Jeder Verbraucher hat dagegen das Recht, zu seinem Schutz einen ungünstigen Eintrag bei der Schufa löschen zu lassen. Infolge des umfangreichen Datenaufkommens und der Fülle an Informationen gibt es auch die Möglichkeit, dass bei der Schufa hinterlegte Angaben falsch oder veraltet sein können. Solche Einträge gehören selbstverständlich in jedem Fall sofort gelöscht. Dazu genügt es, wenn gleich bei der Wirtschaftsauskunftei eine Löschung beantragt wird. Die Bedingung für die Eliminierung ist, dass die Rechnung 2.000 EUR nicht übersteigt und binnen sechs Wochen beglichen wurde.

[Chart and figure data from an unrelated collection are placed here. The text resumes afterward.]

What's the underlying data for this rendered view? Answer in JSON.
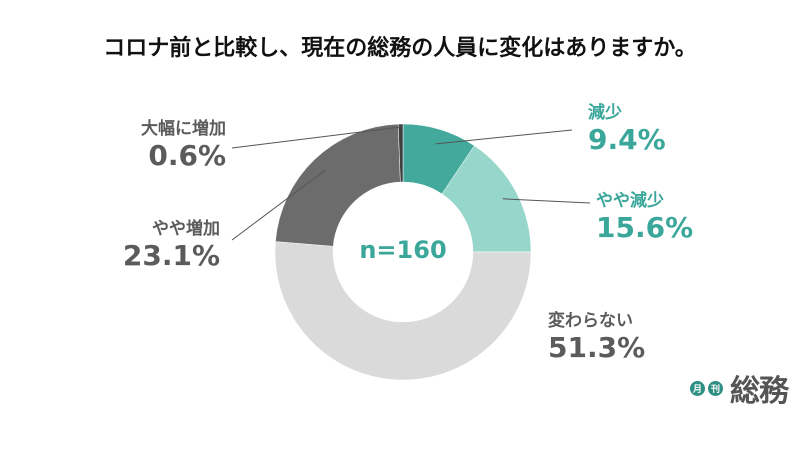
{
  "title": "コロナ前と比較し、現在の総務の人員に変化はありますか。",
  "chart_data": {
    "type": "pie",
    "variant": "donut",
    "title": "コロナ前と比較し、現在の総務の人員に変化はありますか。",
    "center_label": "n=160",
    "slices": [
      {
        "label": "減少",
        "value": 9.4,
        "value_text": "9.4%",
        "color": "#42a99c"
      },
      {
        "label": "やや減少",
        "value": 15.6,
        "value_text": "15.6%",
        "color": "#97d6cb"
      },
      {
        "label": "変わらない",
        "value": 51.3,
        "value_text": "51.3%",
        "color": "#dadada"
      },
      {
        "label": "やや増加",
        "value": 23.1,
        "value_text": "23.1%",
        "color": "#6c6c6c"
      },
      {
        "label": "大幅に増加",
        "value": 0.6,
        "value_text": "0.6%",
        "color": "#3f3f3f"
      }
    ]
  },
  "logo": {
    "badge1": "月",
    "badge2": "刊",
    "text": "総務"
  }
}
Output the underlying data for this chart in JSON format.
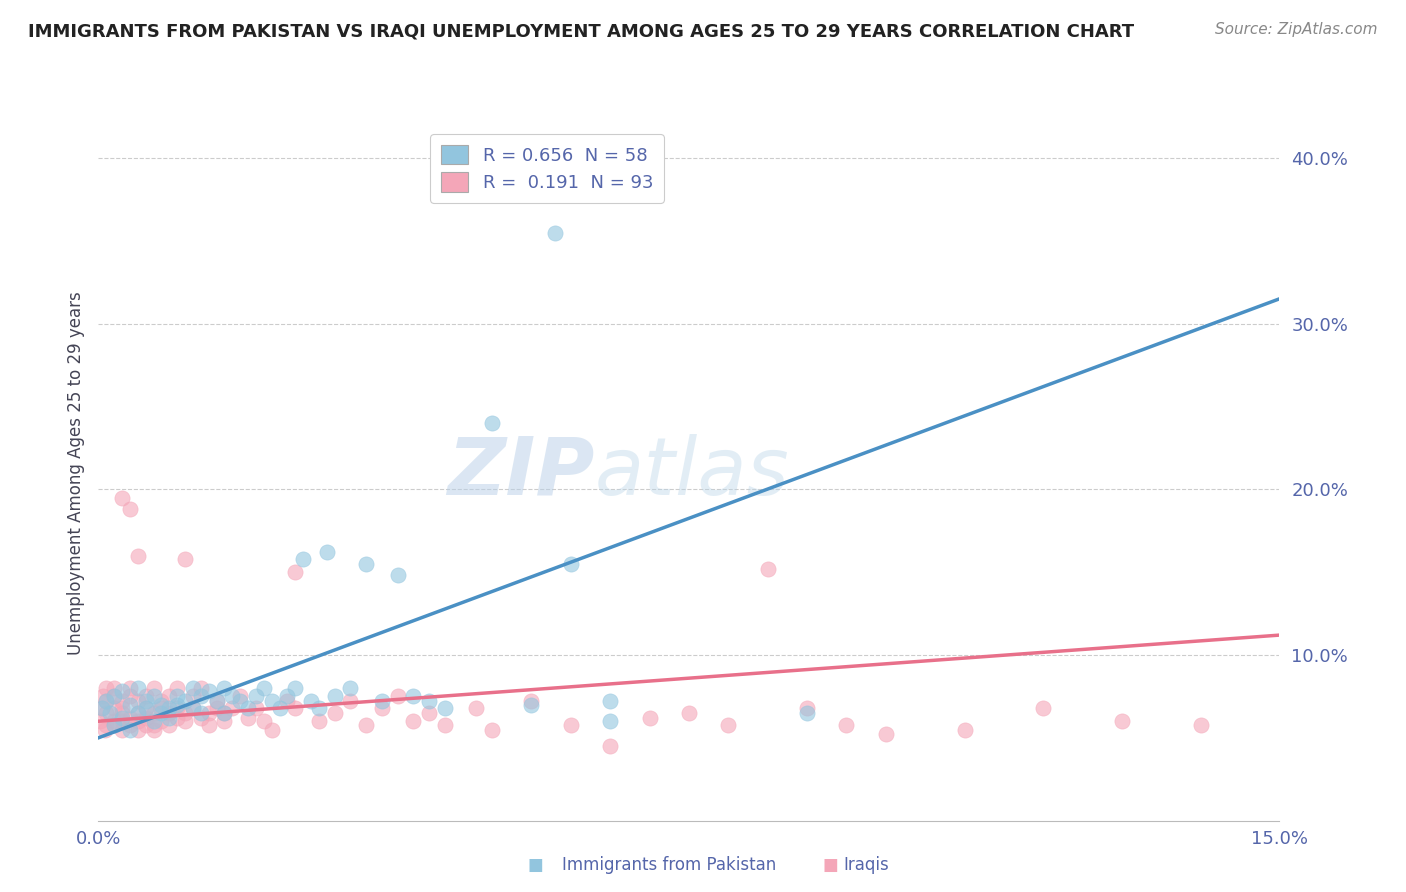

Ihre Daten bei der Schufa – Löschung der Schufa Daten

Nach einer gewissen Zeitspanne werden die Daten bei der Schufa automatisch entfernt, auch ohne Ihr Zutun. Z.B passiert das bei:

  • nach 12 Monaten bei Informationen über Anfragen; vermittelt werden diese Auskünfte an Schufa-Vertragspartner nur 10 Tage lang
  • bei Krediten auf den Tag genau, drei Jahre nach dem Jahr der vollständigen Tilgung des Darlehens
  • bei Informationen über unbezahlte Forderungen, jeweils nach einem Zeitraum von drei vollen Kalenderjahren (d. h. mit Ablauf des 31.12. vom dritten Kalenderjahr, welches auf die Speicherung folgt)
  • bei Versandhaus- oder Onlinekäufen, falls die Forderungen inzwischen beglichen worden sind

Was ein Schweizer Kredit für Vorteile hat

Was die Gewährung eines Kredits anbelangt, haben es Privatpersonen mit Geldproblemen oftmals nicht gerade leicht. Es sind besonders die Leute mit schlechter Bonität beziehungsweise Schulden, welche am dringendsten Geld brauchen. Ein Schweizer Kredit kann in solchen Fällen eine sinnvolle Option sein. Darunter versteht man ein Darlehen, welches von einer Schweizer Kreditbank bewilligt wird. Ein negativer Schufa-Eintrag spielt bei diesen Banken keine Rolle, da eine solche Anfrage im Prinzip nicht vorgenommen wird, was die Kreditsuche überaus erleichtert. Was das Thema „billigkredite“ anbelangt, ist das ein riesiger Vorteil.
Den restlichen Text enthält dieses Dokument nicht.